Melzo (Milano), 30 giugno 2018 - Il segreto di Sara Luciani è nascosto nel suo corpo. I patologi dell’Istituto di medicina legale di Milano sono al lavoro per scrivere la verità sulle cause della morte della 21enne di Melzo ripescata nella Muzza il 13 giugno, cinque giorni dopo la scomparsa. Mentre è ancora buio fitto sulla Golf grigia, prima tomba della giovane, sparita con lei. L’8 giugno, l’ultima sera della sua vita, era uscita con il fidanzato Manuel Buzzini, l’operaio 31enne che si è impiccato nel cortile di casa della nonna all’alba del giorno dopo. Con loro, un conoscente, testimone-chiave nell’inchiesta aperta per istigazione al suicidio contro ignoti. Il coetaneo del metalmeccanico ha raccontato ai carabinieri di Cassano della droga consumata con l’amico, prima di lasciarli vivi e vegeti.
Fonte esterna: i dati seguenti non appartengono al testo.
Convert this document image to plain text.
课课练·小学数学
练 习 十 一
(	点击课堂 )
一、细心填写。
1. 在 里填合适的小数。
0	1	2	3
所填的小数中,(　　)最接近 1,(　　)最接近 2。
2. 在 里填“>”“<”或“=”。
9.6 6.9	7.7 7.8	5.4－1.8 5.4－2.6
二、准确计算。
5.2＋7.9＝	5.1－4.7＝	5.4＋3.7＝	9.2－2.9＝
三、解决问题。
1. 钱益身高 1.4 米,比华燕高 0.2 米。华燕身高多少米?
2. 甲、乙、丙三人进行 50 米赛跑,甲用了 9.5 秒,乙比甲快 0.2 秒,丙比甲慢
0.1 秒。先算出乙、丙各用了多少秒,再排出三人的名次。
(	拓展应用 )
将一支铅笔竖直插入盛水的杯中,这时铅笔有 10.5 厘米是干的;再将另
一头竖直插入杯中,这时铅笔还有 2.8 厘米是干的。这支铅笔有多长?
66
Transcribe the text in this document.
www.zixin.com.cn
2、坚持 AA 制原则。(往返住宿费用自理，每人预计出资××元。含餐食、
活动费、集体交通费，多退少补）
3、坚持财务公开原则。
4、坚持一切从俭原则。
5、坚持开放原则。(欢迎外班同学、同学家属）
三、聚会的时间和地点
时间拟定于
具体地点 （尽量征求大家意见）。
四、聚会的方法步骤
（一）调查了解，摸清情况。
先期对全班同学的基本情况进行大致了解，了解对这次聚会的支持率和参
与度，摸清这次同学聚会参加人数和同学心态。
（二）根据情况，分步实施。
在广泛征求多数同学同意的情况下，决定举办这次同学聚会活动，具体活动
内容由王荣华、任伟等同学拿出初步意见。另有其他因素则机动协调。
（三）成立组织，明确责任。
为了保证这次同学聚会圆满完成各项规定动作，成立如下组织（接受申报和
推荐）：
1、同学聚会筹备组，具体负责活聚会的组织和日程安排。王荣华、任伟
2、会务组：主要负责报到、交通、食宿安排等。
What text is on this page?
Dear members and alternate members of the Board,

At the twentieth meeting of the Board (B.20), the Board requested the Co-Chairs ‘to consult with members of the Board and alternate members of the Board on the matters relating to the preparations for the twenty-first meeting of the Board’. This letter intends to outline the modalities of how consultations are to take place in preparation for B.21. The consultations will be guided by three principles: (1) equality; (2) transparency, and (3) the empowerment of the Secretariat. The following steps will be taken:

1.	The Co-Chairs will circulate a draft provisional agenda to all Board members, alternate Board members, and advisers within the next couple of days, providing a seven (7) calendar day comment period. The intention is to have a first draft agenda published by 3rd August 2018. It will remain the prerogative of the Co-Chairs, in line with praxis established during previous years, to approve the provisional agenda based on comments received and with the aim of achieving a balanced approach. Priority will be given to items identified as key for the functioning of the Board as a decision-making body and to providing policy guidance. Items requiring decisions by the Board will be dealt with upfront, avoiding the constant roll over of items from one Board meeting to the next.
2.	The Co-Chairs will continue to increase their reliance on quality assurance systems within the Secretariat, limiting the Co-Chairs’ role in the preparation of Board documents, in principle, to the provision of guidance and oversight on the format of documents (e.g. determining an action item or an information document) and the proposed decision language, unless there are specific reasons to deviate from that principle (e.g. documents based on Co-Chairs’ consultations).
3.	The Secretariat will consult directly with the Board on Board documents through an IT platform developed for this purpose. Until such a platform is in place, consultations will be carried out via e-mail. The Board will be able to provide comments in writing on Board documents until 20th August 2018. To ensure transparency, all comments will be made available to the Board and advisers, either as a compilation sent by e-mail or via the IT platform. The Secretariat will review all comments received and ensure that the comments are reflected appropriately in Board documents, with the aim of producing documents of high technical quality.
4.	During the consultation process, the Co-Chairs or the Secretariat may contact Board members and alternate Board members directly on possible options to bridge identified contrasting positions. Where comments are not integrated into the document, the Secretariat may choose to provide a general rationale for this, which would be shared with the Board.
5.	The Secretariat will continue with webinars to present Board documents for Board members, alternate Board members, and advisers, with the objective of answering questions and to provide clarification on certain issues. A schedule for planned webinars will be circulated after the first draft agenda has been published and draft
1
Buzzini è stato cremato giorni fa in forma strettamente privata, lui e Sara, che convivevano da un anno, non faranno l’ultimo viaggio insieme, la salma di lei è ancora a disposizione dell’autorità giudiziaria, la data delle esequie verrà fissata solo dopo il nulla osta, cioè alla fine degli ulteriori accertamenti disposti sul cadavere per fare luce sul giallo. L’ipotesi più accreditata prima che la disoccupata riemergesse dal canale era che il fidanzato l’avesse uccisa e spinta in acqua con la macchina. Ma sulla ragazza non sono stati trovati segni di violenza. Nessuna coltellata, né colpi di pistola e neppure ecchimosi da strangolamento. Per chiarire cosa sia successo esattamente fra i due si attendono gli esiti dei test tossicologici che permetteranno agli inquirenti di afferrare il bandolo della matassa. Le ricerche della macchina, andate avanti inutilmente per due settimane, riprenderanno solo a fine estate. Cioè, quando la riduzione della portata del corso d’acqua, oggi di 100 metri cubi al secondo, permetterà ai sommozzatori di raggiungere i punti ciechi ancora inesplorati. I mulinelli e le chiuse nelle vicinanze, per ora, esporrebbero i sub a rischi troppo elevati.

Resta attivo il monitoraggio di superficie, se la Muzza dovesse restituire altre parti dell’auto come già successo con il paraurti posteriore impigliato nelle griglie della centrale idroelettrica a Paullo, scatterebbe una nuova battuta. La stessa procedura messa in campo dopo l’avvistamento di Sara da parte di un pescatore. Resta l’angoscia di due famiglie e di una comunità che non sanno darsi pace per quello che è successo. Le indagini sul rapporto di coppia hanno fatto emergere un quadro in chiaroscuro, con lei innamoratissima ma spaventata negli ultimi tempi da quel fidanzato che l’avrebbe anche picchiata e lui descritto da tutti come un bravo ragazzo ma con un’ombra che si era ripresentata nella sua esistenza dopo anni di lotta per vincerla: la cocaina. Manuel era stato anche in comunità, sembrava essersi lasciato il passato alle spalle, ma era ricaduto in trappola. L’autopsia su di lui ha confermato che ne aveva fatto uso poche ore prima di stringersi un filo da pescatore attorno al collo.